But tho our own annals give us so scanty an account of the reception of the two Cabots, the want is to some extent supplied from a foreign source. Letters are extant from the Venetian ambassador, in which he describes with just pride the enthusiasm with which his countryman was received by the people when he walked along the streets.
The next year saw Cabot again sailing with a fresh patent. Several points in it are worthy of notice. John Cabot is alone mentioned by name. From this it might be, and, indeed, has been inferred that the part played by Sebastian Cabot in the first voyage was merely secondary, and that John was the principal conductor of the first voyage, as he was by the patent designed to be of the second. He is authorized in person or by deputy to take six English ships of not more than 200 tons burden each, and to lead them to the land which he had lately discovered. There is no limitation, either of departure or return, to Bristol, and no mention is made of royalties. Probably the original provisions were still regarded as binding, except so far as rescinded or modified by the second patent.
In 1498 Sebastian Cabot sailed from Bristol with one vessel manned and victualed at the king’s expense, accompanied by three ships of London, and probably some of Bristol itself. His cargo consisted of “grosse and sleighte wares,” for trafficking with the natives. So scanty are the records of Cabot’s two expeditions, that altho we know the geographical extent of his discoveries, yet it is impossible to assign to each voyage its proper share. We know that in one or other of them he reached 67-1/2 degrees of north latitude, and persuaded himself that he had found the passage to Cathay.

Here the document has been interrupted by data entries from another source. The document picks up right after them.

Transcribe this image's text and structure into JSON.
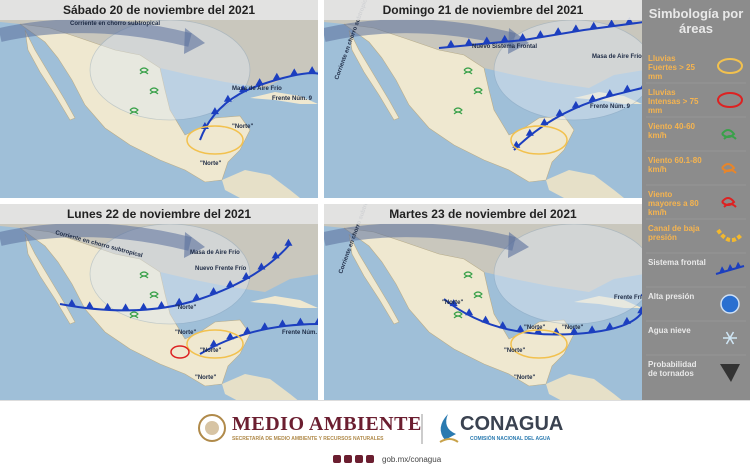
{
  "panels": [
    {
      "title": "Sábado 20 de noviembre del 2021",
      "labels": [
        "Corriente en chorro subtropical",
        "Masa de Aire Frío",
        "Frente Núm. 9",
        "\"Norte\"",
        "\"Norte\""
      ]
    },
    {
      "title": "Domingo 21 de noviembre del 2021",
      "labels": [
        "Corriente en chorro subtropical",
        "Nuevo Sistema Frontal",
        "Masa de Aire Frío",
        "Frente Núm. 9"
      ]
    },
    {
      "title": "Lunes 22 de noviembre del 2021",
      "labels": [
        "Corriente en chorro subtropical",
        "Masa de Aire Frío",
        "Nuevo Frente Frío",
        "\"Norte\"",
        "\"Norte\"",
        "\"Norte\"",
        "\"Norte\"",
        "Frente Núm. 9"
      ]
    },
    {
      "title": "Martes 23 de noviembre del 2021",
      "labels": [
        "Corriente en chorro subtropical",
        "Frente Frío",
        "\"Norte\"",
        "\"Norte\"",
        "\"Norte\"",
        "\"Norte\"",
        "\"Norte\""
      ]
    }
  ],
  "legend": {
    "title": "Simbología por áreas",
    "items": [
      "Lluvias Fuertes > 25 mm",
      "Lluvias Intensas > 75 mm",
      "Viento 40-60 km/h",
      "Viento 60.1-80 km/h",
      "Viento mayores a 80 km/h",
      "Canal de baja presión",
      "Sistema frontal",
      "Alta presión",
      "Agua nieve",
      "Probabilidad de tornados"
    ]
  },
  "footer": {
    "brand1": "MEDIO AMBIENTE",
    "brand1_sub": "SECRETARÍA DE MEDIO AMBIENTE Y RECURSOS NATURALES",
    "brand2": "CONAGUA",
    "brand2_sub": "COMISIÓN NACIONAL DEL AGUA",
    "url": "gob.mx/conagua"
  }
}
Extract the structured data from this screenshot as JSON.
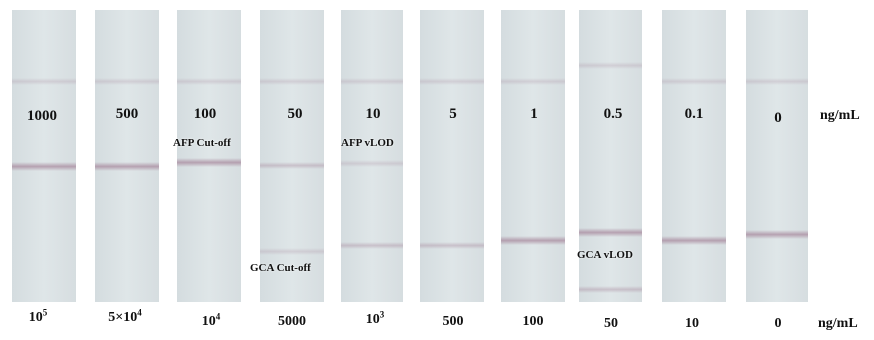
{
  "top_values": [
    "1000",
    "500",
    "100",
    "50",
    "10",
    "5",
    "1",
    "0.5",
    "0.1",
    "0"
  ],
  "top_unit": "ng/mL",
  "bottom_values": [
    {
      "base": "10",
      "sup": "5"
    },
    {
      "base": "5×10",
      "sup": "4"
    },
    {
      "base": "10",
      "sup": "4"
    },
    {
      "base": "5000",
      "sup": ""
    },
    {
      "base": "10",
      "sup": "3"
    },
    {
      "base": "500",
      "sup": ""
    },
    {
      "base": "100",
      "sup": ""
    },
    {
      "base": "50",
      "sup": ""
    },
    {
      "base": "10",
      "sup": ""
    },
    {
      "base": "0",
      "sup": ""
    }
  ],
  "bottom_unit": "ng/mL",
  "annotations": {
    "afp_cutoff": "AFP Cut-off",
    "afp_vlod": "AFP vLOD",
    "gca_cutoff": "GCA Cut-off",
    "gca_vlod": "GCA vLOD"
  }
}
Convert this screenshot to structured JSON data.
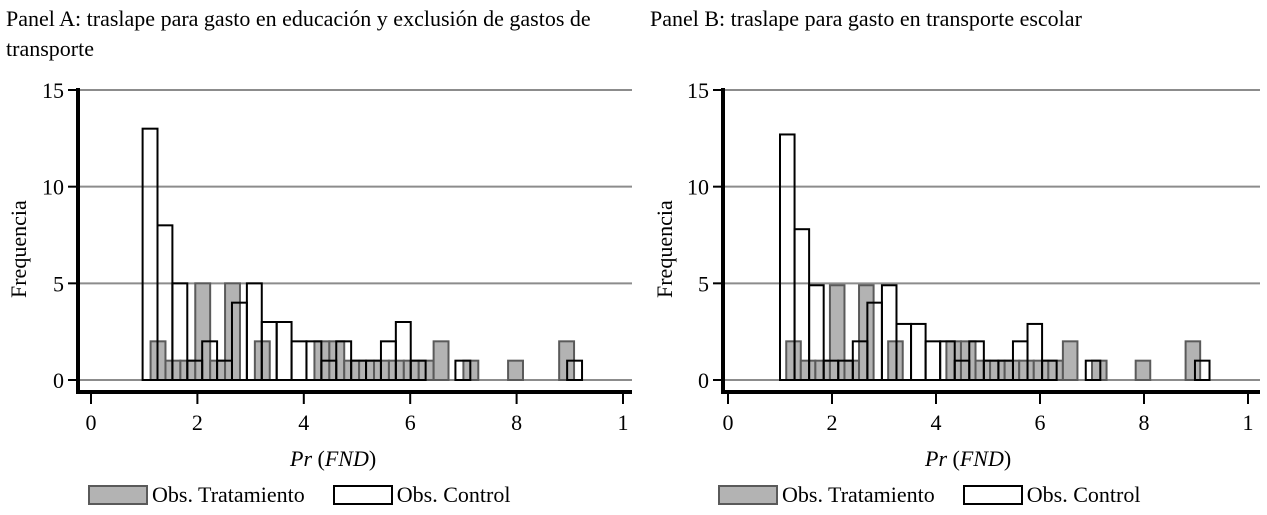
{
  "colors": {
    "treatment_fill": "#b3b3b3",
    "treatment_stroke": "#5a5a5a",
    "control_fill": "#ffffff",
    "control_stroke": "#000000",
    "gridline": "#8c8c8c",
    "axis": "#000000"
  },
  "panels": [
    {
      "title": "Panel A: traslape para gasto en educación y exclusión de gastos de transporte",
      "ylabel": "Frequencia",
      "xlabel_pr": "Pr",
      "xlabel_fnd": "FND",
      "legend": {
        "treatment": "Obs. Tratamiento",
        "control": "Obs. Control"
      }
    },
    {
      "title": "Panel B: traslape para gasto en transporte escolar",
      "ylabel": "Frequencia",
      "xlabel_pr": "Pr",
      "xlabel_fnd": "FND",
      "legend": {
        "treatment": "Obs. Tratamiento",
        "control": "Obs. Control"
      }
    }
  ],
  "chart_data": [
    {
      "type": "bar",
      "subtype": "overlaid histogram",
      "title": "Panel A: traslape para gasto en educación y exclusión de gastos de transporte",
      "xlabel": "Pr (FND)",
      "ylabel": "Frequencia",
      "xlim": [
        0,
        1
      ],
      "ylim": [
        0,
        15
      ],
      "xticks": [
        0,
        0.2,
        0.4,
        0.6,
        0.8,
        1
      ],
      "xtick_labels": [
        "0",
        "2",
        "4",
        "6",
        "8",
        "1"
      ],
      "yticks": [
        0,
        5,
        10,
        15
      ],
      "ytick_labels": [
        "0",
        "5",
        "10",
        "15"
      ],
      "grid": "horizontal",
      "legend_position": "bottom",
      "bin_width": 0.028,
      "series": [
        {
          "name": "Obs. Control",
          "bins": [
            {
              "x": 0.097,
              "count": 13
            },
            {
              "x": 0.125,
              "count": 8
            },
            {
              "x": 0.153,
              "count": 5
            },
            {
              "x": 0.181,
              "count": 1
            },
            {
              "x": 0.209,
              "count": 2
            },
            {
              "x": 0.237,
              "count": 1
            },
            {
              "x": 0.265,
              "count": 4
            },
            {
              "x": 0.293,
              "count": 5
            },
            {
              "x": 0.321,
              "count": 3
            },
            {
              "x": 0.349,
              "count": 3
            },
            {
              "x": 0.377,
              "count": 2
            },
            {
              "x": 0.405,
              "count": 2
            },
            {
              "x": 0.433,
              "count": 1
            },
            {
              "x": 0.461,
              "count": 2
            },
            {
              "x": 0.489,
              "count": 1
            },
            {
              "x": 0.517,
              "count": 1
            },
            {
              "x": 0.545,
              "count": 2
            },
            {
              "x": 0.573,
              "count": 3
            },
            {
              "x": 0.601,
              "count": 1
            },
            {
              "x": 0.685,
              "count": 1
            },
            {
              "x": 0.895,
              "count": 1
            }
          ]
        },
        {
          "name": "Obs. Tratamiento",
          "bins": [
            {
              "x": 0.112,
              "count": 2
            },
            {
              "x": 0.14,
              "count": 1
            },
            {
              "x": 0.168,
              "count": 1
            },
            {
              "x": 0.196,
              "count": 5
            },
            {
              "x": 0.224,
              "count": 1
            },
            {
              "x": 0.252,
              "count": 5
            },
            {
              "x": 0.308,
              "count": 2
            },
            {
              "x": 0.42,
              "count": 2
            },
            {
              "x": 0.448,
              "count": 2
            },
            {
              "x": 0.476,
              "count": 1
            },
            {
              "x": 0.504,
              "count": 1
            },
            {
              "x": 0.532,
              "count": 1
            },
            {
              "x": 0.56,
              "count": 1
            },
            {
              "x": 0.588,
              "count": 1
            },
            {
              "x": 0.616,
              "count": 1
            },
            {
              "x": 0.644,
              "count": 2
            },
            {
              "x": 0.7,
              "count": 1
            },
            {
              "x": 0.784,
              "count": 1
            },
            {
              "x": 0.88,
              "count": 2
            }
          ]
        }
      ]
    },
    {
      "type": "bar",
      "subtype": "overlaid histogram",
      "title": "Panel B: traslape para gasto en transporte escolar",
      "xlabel": "Pr (FND)",
      "ylabel": "Frequencia",
      "xlim": [
        0,
        1
      ],
      "ylim": [
        0,
        15
      ],
      "xticks": [
        0,
        0.2,
        0.4,
        0.6,
        0.8,
        1
      ],
      "xtick_labels": [
        "0",
        "2",
        "4",
        "6",
        "8",
        "1"
      ],
      "yticks": [
        0,
        5,
        10,
        15
      ],
      "ytick_labels": [
        "0",
        "5",
        "10",
        "15"
      ],
      "grid": "horizontal",
      "legend_position": "bottom",
      "bin_width": 0.028,
      "series": [
        {
          "name": "Obs. Control",
          "bins": [
            {
              "x": 0.1,
              "count": 12.7
            },
            {
              "x": 0.128,
              "count": 7.8
            },
            {
              "x": 0.156,
              "count": 4.9
            },
            {
              "x": 0.184,
              "count": 1
            },
            {
              "x": 0.212,
              "count": 1
            },
            {
              "x": 0.24,
              "count": 2
            },
            {
              "x": 0.268,
              "count": 4
            },
            {
              "x": 0.296,
              "count": 4.9
            },
            {
              "x": 0.324,
              "count": 2.9
            },
            {
              "x": 0.352,
              "count": 2.9
            },
            {
              "x": 0.38,
              "count": 2
            },
            {
              "x": 0.408,
              "count": 2
            },
            {
              "x": 0.436,
              "count": 1
            },
            {
              "x": 0.464,
              "count": 2
            },
            {
              "x": 0.492,
              "count": 1
            },
            {
              "x": 0.52,
              "count": 1
            },
            {
              "x": 0.548,
              "count": 2
            },
            {
              "x": 0.576,
              "count": 2.9
            },
            {
              "x": 0.604,
              "count": 1
            },
            {
              "x": 0.688,
              "count": 1
            },
            {
              "x": 0.898,
              "count": 1
            }
          ]
        },
        {
          "name": "Obs. Tratamiento",
          "bins": [
            {
              "x": 0.112,
              "count": 2
            },
            {
              "x": 0.14,
              "count": 1
            },
            {
              "x": 0.168,
              "count": 1
            },
            {
              "x": 0.196,
              "count": 4.9
            },
            {
              "x": 0.224,
              "count": 1
            },
            {
              "x": 0.252,
              "count": 4.9
            },
            {
              "x": 0.308,
              "count": 2
            },
            {
              "x": 0.42,
              "count": 2
            },
            {
              "x": 0.448,
              "count": 2
            },
            {
              "x": 0.476,
              "count": 1
            },
            {
              "x": 0.504,
              "count": 1
            },
            {
              "x": 0.532,
              "count": 1
            },
            {
              "x": 0.56,
              "count": 1
            },
            {
              "x": 0.588,
              "count": 1
            },
            {
              "x": 0.616,
              "count": 1
            },
            {
              "x": 0.644,
              "count": 2
            },
            {
              "x": 0.7,
              "count": 1
            },
            {
              "x": 0.784,
              "count": 1
            },
            {
              "x": 0.88,
              "count": 2
            }
          ]
        }
      ]
    }
  ]
}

The fears, however, of his sailors, justified, perhaps, by the dangers of the north seas, withheld him from following up the enterprise. He then turned southward and coasted till he came into the latitude of 38. Of the result of the second voyage and of Sebastian Cabot’s reception in England we hear nothing. He disappears for a while from English history, carrying with him the unfulfilled hope of a northwest passage, destined to revive at a later day, and then to give birth to some of the most daring exploits that have ever ennobled the names of Englishmen.
[1] From Doyle’s “English Colonies in America.” Published by Henry Holt & Co. The Cabots in 1497 discovered what came to be known afterward as the continent of North America, Columbus in 1492 having discovered only islands in the West Indies. The work of the Cabots in after years was a basis of English claims to the continent because of priority of discovery. It was not until his third expedition, fourteen months after the discovery made by the Cabots, that Columbus first saw the North American mainland.